Elle semblait décontenancée, ce qui l’inquiéta. Décidément, ces Russes n’étaient pas des professionnels… Avant tout, il devait vérifier que tout était clair.
— A quelle chambre êtes-vous ? demanda-t-il.
— 1103.
— Très bien, allez à la piscine de l’hôtel entre deux et trois heures. On vous appellera au téléphone.
Il raccrocha pour qu’elle ne puisse pas poser de questions gênantes et s’activa pour mettre son dispositif en place.
— Elle est à la piscine, au 23e, annonça Chris Jones au téléphone à Malko.
— Je vous rejoins, dit ce dernier.
Le Caesar Park possédait une petite piscine au dernier étage, à côté du restaurant Tiberius. Il y retrouva Chris et Milton attablés à l’ombre devant un Johnnie Walker, et Zakra allongée sur une chaise longue, à mourir de beauté dans un bikini blanc tout neuf qui explosait sous la masse de ses seins, couvée des yeux par tous les mâles présents et même quelques femelles. Au Tiberius contigu à la piscine, une foule bruyante dégustait la fejouada du samedi. Chris Jones bâilla.
— J’ai faim !
— Vous allez faire connaissance avec le plat national, annonça Malko. C’est le plat du jour. Venez.
Dociles, les deux gorilles le suivirent et s’arrêtèrent, tétanisés, en face des chaudrons où mijotaient les différents composants du plat traditionnel brésilien.

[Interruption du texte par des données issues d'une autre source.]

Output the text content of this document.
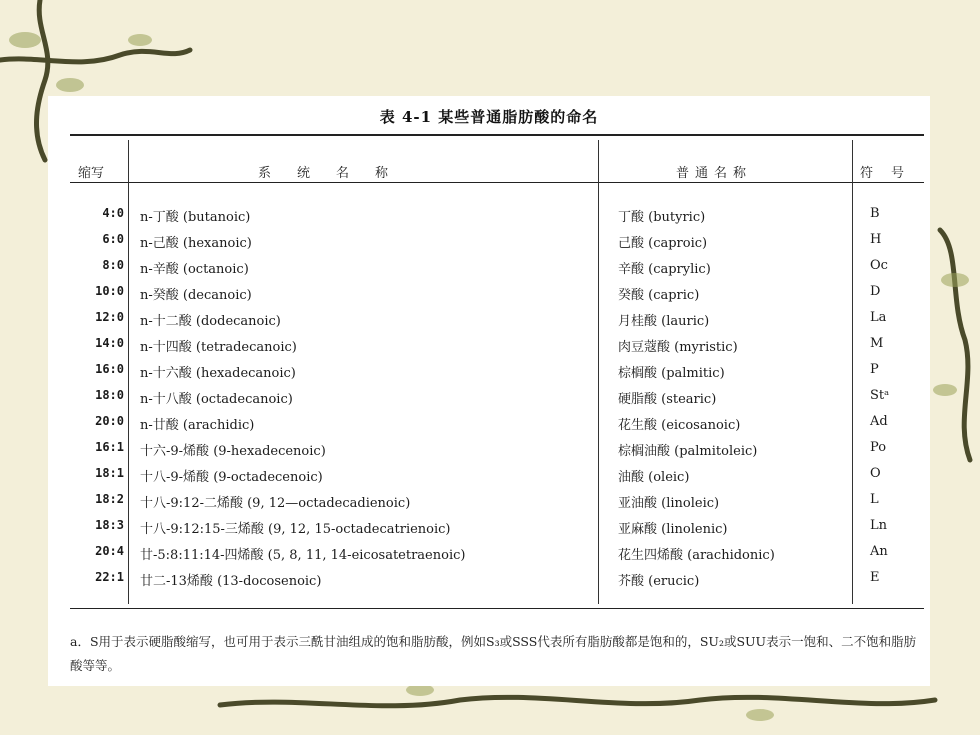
表 4-1 某些普通脂肪酸的命名
缩写	系统名称	普通名称	符号
4:0 n-丁酸 (butanoic)	丁酸 (butyric)	B
6:0 n-己酸 (hexanoic)	己酸 (caproic)	H
8:0 n-辛酸 (octanoic)	辛酸 (caprylic)	Oc
10:0 n-癸酸 (decanoic)	癸酸 (capric)	D
12:0 n-十二酸 (dodecanoic)	月桂酸 (lauric)	La
14:0 n-十四酸 (tetradecanoic)	肉豆蔻酸 (myristic)	M
16:0 n-十六酸 (hexadecanoic)	棕榈酸 (palmitic)	P
18:0 n-十八酸 (octadecanoic)	硬脂酸 (stearic)	Stᵃ
20:0 n-廿酸 (arachidic)	花生酸 (eicosanoic)	Ad
16:1 十六-9-烯酸 (9-hexadecenoic)	棕榈油酸 (palmitoleic)	Po
18:1 十八-9-烯酸 (9-octadecenoic)	油酸 (oleic)	O
18:2 十八-9:12-二烯酸 (9, 12—octadecadienoic)	亚油酸 (linoleic)	L
18:3 十八-9:12:15-三烯酸 (9, 12, 15-octadecatrienoic)	亚麻酸 (linolenic)	Ln
20:4 廿-5:8:11:14-四烯酸 (5, 8, 11, 14-eicosatetraenoic)	花生四烯酸 (arachidonic)	An
22:1 廿二-13烯酸 (13-docosenoic)	芥酸 (erucic)	E
a．S用于表示硬脂酸缩写，也可用于表示三酰甘油组成的饱和脂肪酸，例如S₃或SSS代表所有脂肪酸都是饱和的，SU₂或SUU表示一饱和、二不饱和脂肪酸等等。
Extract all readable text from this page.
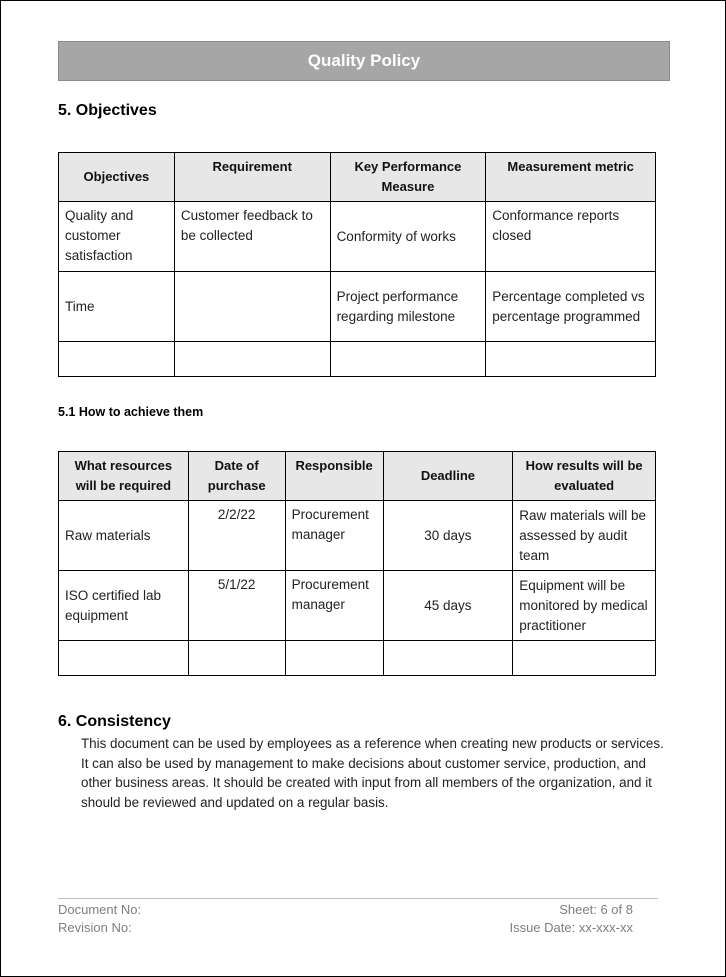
Quality Policy
5. Objectives
Objectives	Requirement	Key Performance Measure	Measurement metric
Quality and customer satisfaction	Customer feedback to be collected	Conformity of works	Conformance reports closed
Time		Project performance regarding milestone	Percentage completed vs percentage programmed

5.1 How to achieve them
What resources will be required	Date of purchase	Responsible	Deadline	How results will be evaluated
Raw materials	2/2/22	Procurement manager	30 days	Raw materials will be assessed by audit team
ISO certified lab equipment	5/1/22	Procurement manager	45 days	Equipment will be monitored by medical practitioner

6. Consistency
This document can be used by employees as a reference when creating new products or services. It can also be used by management to make decisions about customer service, production, and other business areas. It should be created with input from all members of the organization, and it should be reviewed and updated on a regular basis.
Document No:
Revision No:
Sheet: 6 of 8
Issue Date: xx-xxx-xx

— My God ! Ça se mange ? interrogea Milton Brabeck, devant le chaudron de haricots noirs cuisant dans leur jus, à l’odeur rébarbative.
C’était une vraie fejouada. Avec des tripes de porc, des jarrets, des oreilles, du museau, de la queue, des saucisses et même un peu de viande. Les noms des ingrédients détaillés complaisamment sur des étiquettes en portugais et en anglais.